Times have changed since the Scarborough War Memorial was unveiled in 1931. While the memorial is accessible during Remembrance Day ceremonies, that isn’t the case every day. There are two to three lanes of high volume traffic on each side. The posted speed limit is 60 kilometres per hour. Crossing it to get there is dangerous, and could be deadly considering that in 2016, 72 per cent of all pedestrian fatalities in Toronto occurred in Southwest Scarborough. If this weren’t deterrent enough, 41 Police Division says that to do so is jaywalking, and subject to a stiff fine. Furthermore, there are no other safe or dedicated access points, anywhere. There is no crosswalk, but a sidewalk that ends at a busy road. Shouldn’t there be a safe way to access the memorial for those looking to quietly reflect on days outside of Remembrance Day?

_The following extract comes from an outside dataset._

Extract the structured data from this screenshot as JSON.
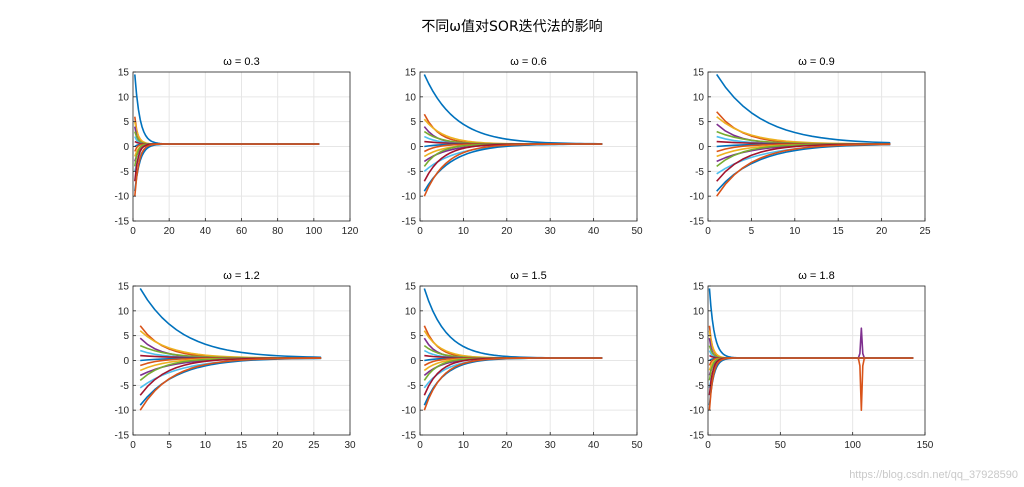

In 2009 the city considered six plans to relocate the monument, including to Rosetta McClain Gardens, Variety Village and elsewhere. Nothing happened. Sally Han, manager of cultural partnerships at the City of Toronto, said that there are no longer any plans to relocate the memorial. Another query to the city showed that there are also no plans to provide a crosswalk either.
Years ago, the Scarborough War Memorial could be seen from miles around. Today it sits shrouded in the middle of heavy traffic in a highly urbanized neighborhood. It is generally forgotten, out of sight, inaccessible. Nevertheless, something beautiful has happened to this splendid memorial over the years. While it once sat on a treeless patch amongst farm and field, the memorial now rests in a green, tree-filled oasis in the middle of a lively GTA, with people passing by daily. The memorial is just as important now as it was 86 years ago. It’s just a matter of getting there.
Richard Dionne is a book publisher and newcomer to the Beach Metro community.